Afterwards, it was manufactured and circulated year by year, with a time span from 1948 to 1952. There are three basic styles:
The first type features a picture of a lion on Snow Mountain in the inner circle on the front, with the Tibetan phrase “Ganden Phodrang Choklay Namgyal” surrounding it in the outer circle. On the back, there is the Tibetan year and value in the inner circle. It also includes Tibetan and Chinese translations of “the unity of Politics and Religion” and “Sixteen Rabjung”.
Sangsum Gormo, 10 tael silver coin, Tibetan calendar 16-22 (1948).
The second type features a lion on the front with Sun, Moon, and Snow Mountain, while the rest is similar to the first type.
Sangsum Gormo 10 taels of silver coin, Tibetan calendar 16-23 (1949), The third type is also a picture of a lion on the Shuangri Snow Mountain on the front, and the inner circle on the back is the Tibetan year and value, and the Tibetan-Chinese translation of the outer circle is “seeking well-being, wishing to echo”.
Sangsum Gormo 10 taels of silver coin, Tibetan calendar 16-24 (1950),
It has common main layouts based on different years and details. These include variations in the upper and lower case of Tibetan characters and the presence of silent nodes after the numbers at the end of the year.
Various styles will be derived from model repair and details such as Sangsum Gormo 10 taels of silver coin, (1950) (16)-24/22 Tibetan year remodelling.
In addition, silver coins of the same year format differ in colour, with some displaying a yellowish or reddish copper hue on the surface.
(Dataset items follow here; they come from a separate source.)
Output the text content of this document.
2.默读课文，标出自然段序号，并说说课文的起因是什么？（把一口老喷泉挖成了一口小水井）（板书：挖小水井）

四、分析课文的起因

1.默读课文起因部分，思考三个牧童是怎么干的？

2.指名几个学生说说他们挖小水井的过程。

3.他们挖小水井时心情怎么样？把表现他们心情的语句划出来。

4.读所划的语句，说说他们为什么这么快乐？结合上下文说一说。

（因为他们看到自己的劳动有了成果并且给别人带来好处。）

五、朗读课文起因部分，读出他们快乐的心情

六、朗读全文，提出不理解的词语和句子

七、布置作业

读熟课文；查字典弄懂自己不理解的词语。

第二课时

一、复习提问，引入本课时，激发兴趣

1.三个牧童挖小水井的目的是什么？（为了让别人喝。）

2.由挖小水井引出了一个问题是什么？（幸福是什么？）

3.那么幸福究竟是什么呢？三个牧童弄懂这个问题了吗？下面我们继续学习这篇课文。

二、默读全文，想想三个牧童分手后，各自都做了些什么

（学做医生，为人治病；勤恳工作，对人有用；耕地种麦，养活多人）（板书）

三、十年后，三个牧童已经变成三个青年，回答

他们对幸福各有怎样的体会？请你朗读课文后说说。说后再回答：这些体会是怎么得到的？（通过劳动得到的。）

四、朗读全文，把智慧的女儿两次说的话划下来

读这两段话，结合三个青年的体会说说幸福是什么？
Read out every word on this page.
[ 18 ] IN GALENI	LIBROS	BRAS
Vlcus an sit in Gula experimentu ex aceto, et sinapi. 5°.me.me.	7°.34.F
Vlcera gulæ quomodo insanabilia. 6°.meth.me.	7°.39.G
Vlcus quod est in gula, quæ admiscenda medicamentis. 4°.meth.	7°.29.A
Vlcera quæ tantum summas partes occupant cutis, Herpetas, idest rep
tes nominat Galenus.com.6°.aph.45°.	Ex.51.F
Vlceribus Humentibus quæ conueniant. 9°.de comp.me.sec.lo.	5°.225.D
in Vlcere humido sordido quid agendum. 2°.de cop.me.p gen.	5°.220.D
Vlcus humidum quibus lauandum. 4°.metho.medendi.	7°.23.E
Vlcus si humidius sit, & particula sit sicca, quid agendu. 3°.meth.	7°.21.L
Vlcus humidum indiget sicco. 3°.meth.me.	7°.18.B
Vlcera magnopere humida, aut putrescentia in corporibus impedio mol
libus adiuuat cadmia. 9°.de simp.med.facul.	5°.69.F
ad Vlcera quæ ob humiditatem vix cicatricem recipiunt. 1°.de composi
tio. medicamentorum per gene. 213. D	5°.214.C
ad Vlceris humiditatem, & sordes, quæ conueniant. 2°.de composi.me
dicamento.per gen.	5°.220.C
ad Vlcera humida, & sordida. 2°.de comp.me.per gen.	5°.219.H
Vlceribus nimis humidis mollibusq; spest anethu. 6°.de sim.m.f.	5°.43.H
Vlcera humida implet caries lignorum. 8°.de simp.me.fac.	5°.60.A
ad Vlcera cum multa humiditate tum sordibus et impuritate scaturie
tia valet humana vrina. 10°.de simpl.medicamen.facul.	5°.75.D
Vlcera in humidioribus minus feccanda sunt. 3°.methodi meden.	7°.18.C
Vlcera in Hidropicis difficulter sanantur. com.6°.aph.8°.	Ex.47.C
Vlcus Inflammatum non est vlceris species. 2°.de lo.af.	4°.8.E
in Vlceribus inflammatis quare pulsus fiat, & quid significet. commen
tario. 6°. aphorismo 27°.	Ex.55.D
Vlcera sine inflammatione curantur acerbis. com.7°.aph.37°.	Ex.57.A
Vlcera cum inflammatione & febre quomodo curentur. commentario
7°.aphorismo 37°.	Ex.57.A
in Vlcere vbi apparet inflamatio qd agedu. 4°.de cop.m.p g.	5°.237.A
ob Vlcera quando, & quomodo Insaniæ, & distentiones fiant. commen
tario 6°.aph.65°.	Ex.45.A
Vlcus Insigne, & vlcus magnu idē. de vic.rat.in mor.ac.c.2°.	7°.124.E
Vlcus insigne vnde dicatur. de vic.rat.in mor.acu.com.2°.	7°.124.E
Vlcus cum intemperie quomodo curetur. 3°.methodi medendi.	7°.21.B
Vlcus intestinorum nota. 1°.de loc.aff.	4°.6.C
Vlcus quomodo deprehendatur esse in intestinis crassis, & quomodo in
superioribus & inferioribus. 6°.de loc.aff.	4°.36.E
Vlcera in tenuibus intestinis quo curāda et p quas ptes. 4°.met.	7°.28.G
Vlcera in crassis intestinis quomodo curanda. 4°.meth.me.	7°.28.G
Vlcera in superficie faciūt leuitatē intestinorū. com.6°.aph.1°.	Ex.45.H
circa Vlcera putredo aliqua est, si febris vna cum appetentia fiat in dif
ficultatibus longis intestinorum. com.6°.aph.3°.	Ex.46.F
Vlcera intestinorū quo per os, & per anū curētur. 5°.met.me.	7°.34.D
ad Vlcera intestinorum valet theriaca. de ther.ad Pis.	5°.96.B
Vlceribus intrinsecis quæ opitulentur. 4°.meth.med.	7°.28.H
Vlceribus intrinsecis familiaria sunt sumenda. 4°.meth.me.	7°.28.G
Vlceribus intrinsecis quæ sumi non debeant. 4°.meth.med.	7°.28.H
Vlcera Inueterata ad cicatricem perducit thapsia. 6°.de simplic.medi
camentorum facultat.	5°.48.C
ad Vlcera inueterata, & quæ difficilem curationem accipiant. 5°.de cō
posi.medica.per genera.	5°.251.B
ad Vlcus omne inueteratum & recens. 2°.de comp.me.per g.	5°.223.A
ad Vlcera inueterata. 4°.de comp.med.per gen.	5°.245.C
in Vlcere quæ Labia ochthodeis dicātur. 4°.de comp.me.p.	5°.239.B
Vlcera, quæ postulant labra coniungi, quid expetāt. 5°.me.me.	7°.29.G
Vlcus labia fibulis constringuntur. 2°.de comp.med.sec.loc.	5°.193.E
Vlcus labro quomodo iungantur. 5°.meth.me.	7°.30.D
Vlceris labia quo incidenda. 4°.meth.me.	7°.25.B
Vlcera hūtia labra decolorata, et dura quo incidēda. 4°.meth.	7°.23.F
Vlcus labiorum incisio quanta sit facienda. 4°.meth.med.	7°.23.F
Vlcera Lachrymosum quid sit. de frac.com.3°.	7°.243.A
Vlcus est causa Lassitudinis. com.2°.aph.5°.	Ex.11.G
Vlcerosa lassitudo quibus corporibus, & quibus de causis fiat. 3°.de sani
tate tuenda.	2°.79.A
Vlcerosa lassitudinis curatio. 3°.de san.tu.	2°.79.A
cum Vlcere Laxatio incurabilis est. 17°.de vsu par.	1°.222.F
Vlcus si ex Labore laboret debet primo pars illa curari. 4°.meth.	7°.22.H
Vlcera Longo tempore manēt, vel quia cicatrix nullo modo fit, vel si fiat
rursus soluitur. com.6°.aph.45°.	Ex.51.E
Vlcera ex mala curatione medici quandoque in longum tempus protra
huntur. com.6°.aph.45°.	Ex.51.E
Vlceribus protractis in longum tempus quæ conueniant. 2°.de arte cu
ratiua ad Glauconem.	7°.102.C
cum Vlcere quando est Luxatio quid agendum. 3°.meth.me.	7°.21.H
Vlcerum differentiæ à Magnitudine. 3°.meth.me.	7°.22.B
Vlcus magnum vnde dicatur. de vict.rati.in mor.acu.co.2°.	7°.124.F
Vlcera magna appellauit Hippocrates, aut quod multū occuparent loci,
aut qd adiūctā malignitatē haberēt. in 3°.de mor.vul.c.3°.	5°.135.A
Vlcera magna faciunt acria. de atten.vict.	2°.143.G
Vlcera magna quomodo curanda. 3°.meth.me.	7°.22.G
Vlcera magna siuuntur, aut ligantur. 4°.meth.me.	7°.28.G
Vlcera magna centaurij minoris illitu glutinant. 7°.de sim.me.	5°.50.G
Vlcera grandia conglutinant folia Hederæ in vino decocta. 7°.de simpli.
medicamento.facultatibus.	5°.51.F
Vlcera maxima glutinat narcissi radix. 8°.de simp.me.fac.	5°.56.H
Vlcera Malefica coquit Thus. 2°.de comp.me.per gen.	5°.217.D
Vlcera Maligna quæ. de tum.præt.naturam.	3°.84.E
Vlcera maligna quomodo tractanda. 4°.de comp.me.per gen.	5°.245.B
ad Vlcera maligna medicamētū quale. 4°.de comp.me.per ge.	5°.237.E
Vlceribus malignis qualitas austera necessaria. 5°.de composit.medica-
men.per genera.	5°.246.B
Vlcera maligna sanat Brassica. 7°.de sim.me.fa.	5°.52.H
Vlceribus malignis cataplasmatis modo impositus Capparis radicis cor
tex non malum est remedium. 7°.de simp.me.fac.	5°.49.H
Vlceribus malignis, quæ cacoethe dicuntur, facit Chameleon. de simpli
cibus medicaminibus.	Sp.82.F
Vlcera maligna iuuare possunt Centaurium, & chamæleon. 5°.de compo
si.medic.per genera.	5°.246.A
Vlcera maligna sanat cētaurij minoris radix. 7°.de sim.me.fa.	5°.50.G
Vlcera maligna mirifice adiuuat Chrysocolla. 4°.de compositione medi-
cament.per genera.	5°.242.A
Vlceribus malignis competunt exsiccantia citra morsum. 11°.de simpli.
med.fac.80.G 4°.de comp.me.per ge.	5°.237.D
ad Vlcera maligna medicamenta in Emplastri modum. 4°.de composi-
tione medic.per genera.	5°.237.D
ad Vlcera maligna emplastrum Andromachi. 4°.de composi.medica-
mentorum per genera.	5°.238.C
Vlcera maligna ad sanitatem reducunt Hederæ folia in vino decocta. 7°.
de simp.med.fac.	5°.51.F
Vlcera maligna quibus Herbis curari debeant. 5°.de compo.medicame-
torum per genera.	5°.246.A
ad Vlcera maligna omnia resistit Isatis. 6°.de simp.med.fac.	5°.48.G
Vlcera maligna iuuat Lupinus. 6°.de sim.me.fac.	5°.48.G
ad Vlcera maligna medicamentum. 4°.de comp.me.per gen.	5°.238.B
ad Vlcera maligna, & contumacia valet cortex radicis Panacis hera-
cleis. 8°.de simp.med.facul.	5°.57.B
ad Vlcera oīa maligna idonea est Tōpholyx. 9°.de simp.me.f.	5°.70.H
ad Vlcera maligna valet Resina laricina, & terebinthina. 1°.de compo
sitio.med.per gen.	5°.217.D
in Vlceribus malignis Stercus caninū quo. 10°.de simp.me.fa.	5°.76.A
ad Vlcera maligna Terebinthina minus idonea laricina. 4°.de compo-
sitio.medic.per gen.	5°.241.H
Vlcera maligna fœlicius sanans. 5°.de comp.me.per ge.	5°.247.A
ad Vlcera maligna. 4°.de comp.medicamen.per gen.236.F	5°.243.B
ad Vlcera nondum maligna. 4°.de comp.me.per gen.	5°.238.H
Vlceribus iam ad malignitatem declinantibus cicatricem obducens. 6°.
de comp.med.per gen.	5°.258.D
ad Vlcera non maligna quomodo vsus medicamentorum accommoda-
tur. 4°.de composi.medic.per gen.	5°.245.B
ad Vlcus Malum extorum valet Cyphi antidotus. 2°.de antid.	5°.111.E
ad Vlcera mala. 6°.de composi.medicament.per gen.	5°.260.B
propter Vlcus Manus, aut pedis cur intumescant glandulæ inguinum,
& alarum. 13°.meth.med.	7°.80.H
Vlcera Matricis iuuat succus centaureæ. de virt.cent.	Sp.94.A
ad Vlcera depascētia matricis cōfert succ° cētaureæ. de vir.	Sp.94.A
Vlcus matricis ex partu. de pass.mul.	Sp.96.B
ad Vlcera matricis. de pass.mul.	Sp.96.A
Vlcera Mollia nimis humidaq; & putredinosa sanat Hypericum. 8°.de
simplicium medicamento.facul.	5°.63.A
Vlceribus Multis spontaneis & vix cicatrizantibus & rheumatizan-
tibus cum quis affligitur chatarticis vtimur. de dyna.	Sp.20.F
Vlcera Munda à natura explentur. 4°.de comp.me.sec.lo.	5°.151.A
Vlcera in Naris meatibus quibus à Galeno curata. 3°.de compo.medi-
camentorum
The fineness of the coins also varied during the coinage process, with some even falling below the stipulated silver-copper doping ratio at the start of issuance. The minting of these coins concluded after five years.
In conclusion, the “treasure coins” in Tibet serve as symbols of the coin map and represent the decline of Tibetan coins from the mid-Qing Dynasty to the liberation of Tibet. The currency patterns and inflation only stabilized with the intervention of the RMB. These coins are a historical product and evidence of Tibet’s own financial system. They are a financial product with both benefits and drawbacks.